Rabobank betoogt dat de casus in het Wollie arrest een fundamenteel andere casus is dat in dit geval. De rechtbank volgt Rabobank daar niet in. Ook hier gaat het om verkoop met toestemming van de bank van stil verpande goederen. Dat het in het Wollie arrest ging om inventaris in plaats van voorraad is wat betreft de werking van het pandrecht niet relevant. Evenmin is de casus in het Wollie arrest niet fundamenteel anders doordat de koopsom in het onderhavige geval direct wordt voldaan door de klant door een pinbetaling en in het Wollie arrest in drie termijnen maar wel via een pinbetaling.

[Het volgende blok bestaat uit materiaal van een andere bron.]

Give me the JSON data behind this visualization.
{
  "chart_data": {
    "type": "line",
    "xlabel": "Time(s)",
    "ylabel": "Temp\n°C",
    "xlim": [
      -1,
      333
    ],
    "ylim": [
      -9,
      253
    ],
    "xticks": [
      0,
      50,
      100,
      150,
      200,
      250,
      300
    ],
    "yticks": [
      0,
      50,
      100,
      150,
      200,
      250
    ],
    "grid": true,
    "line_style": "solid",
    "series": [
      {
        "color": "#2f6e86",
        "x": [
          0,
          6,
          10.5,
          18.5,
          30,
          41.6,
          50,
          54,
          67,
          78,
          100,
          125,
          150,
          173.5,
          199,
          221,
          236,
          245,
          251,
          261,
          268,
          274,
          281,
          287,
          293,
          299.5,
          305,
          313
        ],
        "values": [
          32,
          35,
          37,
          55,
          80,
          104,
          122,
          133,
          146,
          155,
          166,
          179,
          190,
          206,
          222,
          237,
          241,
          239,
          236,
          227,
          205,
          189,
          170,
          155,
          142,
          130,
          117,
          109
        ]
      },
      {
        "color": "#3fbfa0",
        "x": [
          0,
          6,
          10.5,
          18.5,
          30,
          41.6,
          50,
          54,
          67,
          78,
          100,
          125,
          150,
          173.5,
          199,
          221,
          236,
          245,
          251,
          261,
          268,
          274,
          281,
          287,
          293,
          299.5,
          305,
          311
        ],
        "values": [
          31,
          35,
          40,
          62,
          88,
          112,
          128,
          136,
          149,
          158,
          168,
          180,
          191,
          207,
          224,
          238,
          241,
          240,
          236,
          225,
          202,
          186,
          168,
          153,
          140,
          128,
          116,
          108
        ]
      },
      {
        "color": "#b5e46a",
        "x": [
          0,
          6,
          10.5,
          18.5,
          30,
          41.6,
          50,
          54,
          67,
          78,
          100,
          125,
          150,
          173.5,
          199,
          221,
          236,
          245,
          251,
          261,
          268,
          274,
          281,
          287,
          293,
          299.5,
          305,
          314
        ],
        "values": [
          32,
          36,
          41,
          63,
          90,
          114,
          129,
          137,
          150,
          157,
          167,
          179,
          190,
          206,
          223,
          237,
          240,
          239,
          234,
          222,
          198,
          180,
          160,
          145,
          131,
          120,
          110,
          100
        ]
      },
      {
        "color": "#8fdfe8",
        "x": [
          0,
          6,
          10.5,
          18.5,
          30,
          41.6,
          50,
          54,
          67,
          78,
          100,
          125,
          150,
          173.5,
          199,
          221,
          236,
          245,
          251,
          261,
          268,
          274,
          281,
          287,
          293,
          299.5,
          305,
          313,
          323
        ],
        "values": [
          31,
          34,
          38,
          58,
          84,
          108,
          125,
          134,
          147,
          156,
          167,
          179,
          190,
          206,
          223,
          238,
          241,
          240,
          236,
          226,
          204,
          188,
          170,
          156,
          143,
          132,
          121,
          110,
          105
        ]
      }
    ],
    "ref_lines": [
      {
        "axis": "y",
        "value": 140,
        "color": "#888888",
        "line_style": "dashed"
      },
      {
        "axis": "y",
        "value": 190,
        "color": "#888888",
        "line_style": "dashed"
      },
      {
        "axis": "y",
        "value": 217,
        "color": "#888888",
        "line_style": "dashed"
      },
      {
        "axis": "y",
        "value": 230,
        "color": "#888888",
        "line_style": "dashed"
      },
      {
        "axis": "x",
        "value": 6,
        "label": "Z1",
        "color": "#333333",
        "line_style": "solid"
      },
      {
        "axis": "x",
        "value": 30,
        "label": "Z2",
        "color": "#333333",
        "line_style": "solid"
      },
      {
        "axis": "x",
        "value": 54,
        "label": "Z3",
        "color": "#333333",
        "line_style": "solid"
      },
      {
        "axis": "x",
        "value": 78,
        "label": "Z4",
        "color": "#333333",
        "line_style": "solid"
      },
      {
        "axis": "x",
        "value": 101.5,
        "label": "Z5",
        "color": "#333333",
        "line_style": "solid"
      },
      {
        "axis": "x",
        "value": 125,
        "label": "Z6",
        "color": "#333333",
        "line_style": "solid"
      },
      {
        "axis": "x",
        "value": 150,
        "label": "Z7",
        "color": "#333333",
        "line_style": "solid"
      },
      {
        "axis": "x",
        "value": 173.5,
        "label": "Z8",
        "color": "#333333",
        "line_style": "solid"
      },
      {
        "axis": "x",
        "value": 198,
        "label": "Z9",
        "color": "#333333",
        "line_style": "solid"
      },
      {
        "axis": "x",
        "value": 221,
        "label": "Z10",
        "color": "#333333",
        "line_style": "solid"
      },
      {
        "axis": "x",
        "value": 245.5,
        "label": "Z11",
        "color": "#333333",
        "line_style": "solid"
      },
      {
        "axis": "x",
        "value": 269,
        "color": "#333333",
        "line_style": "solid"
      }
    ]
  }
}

Ook hiervoor geldt dat er niet van rechtswege een pandrecht komt te rusten op de vordering tot betaling van de koopsom of de koopsom zelve (hetgeen Rabobank overigens in deze procedure niet heeft betoogd). Dat past niet in het systeem van de wet. Gevolg is dat het beroep op verrekening van Rabobank moet worden getoetst aan, in dit geval artikel 54 Fw. Dat in geval van een pinbetaling er feitelijk een praktisch lastig te verpande vordering op de koper ontstaat (zoals door Rabobank is betoogd, maar door de curator weersproken), maakt niet dat dus sprake is van een wezenlijk andere casus. Het wordt wellicht voor Rabobank moeilijker (hetgeen de curator ook heeft betwist) om haar voorrangspositie te behouden omdat zij ter voorkoming van verval van haar voorrangspositie een pandrecht dient te vestigen op de koopsom, de koopsom rechtstreeks aan haar dient te worden betaald of de vordering tot betaling van de koopsom aan de pandhouder moet worden verpand, maar onmogelijk is het niet. Rabobank wijst er nog op dat in het Wollie arrest sprake was van verkoop aan een handelaar in plaats van een consument. Daar gaat de rechtbank aan voorbij; dat is niet relevant voor de werking van het pandrecht.
5.12.
In zijn arrest van 19 november 2004 heeft de Hoge Raad (ECLI:NL:HR:2004:AR3137; ING/Gunning q.q.) overwogen dat indien afstand is gedaan van het zekerheidsrecht (in dat geval ging het om een hypotheekrecht op een registergoed) doordat is ingestemd met verkoop van het goed niet automatisch voorrang wordt gekregen op de opbrengst indien het goed niet executoriaal is verkocht en dat in dat geval de bank niet gerechtigd was tot verrekening van haar vordering met de opbrengst. Daarbij overwoog de Hoge Raad dat de bank haar voorrangspositie had kunnen behouden door ofwel de koopsom rechtstreeks aan haar te laten betalen dan wel de vordering tot betaling van de koopsom aan haar te verpanden, waarna de koper aan de bank betaalt op basis van haar inningsbevoegdheid (openbaar pandrecht) of betaalt aan de verkoper/eigenaar op diens rekening bij de bank waarna de bank altijd — ook in het zicht van of tijdens faillissement – mag verrekenen (het CLBN-arrest). De door de bank bepleite ruime verrekeningsbevoegdheid werd niet door de Hoge Raad aanvaard. Het voorgaande geldt ook voor pandrecht.
5.13.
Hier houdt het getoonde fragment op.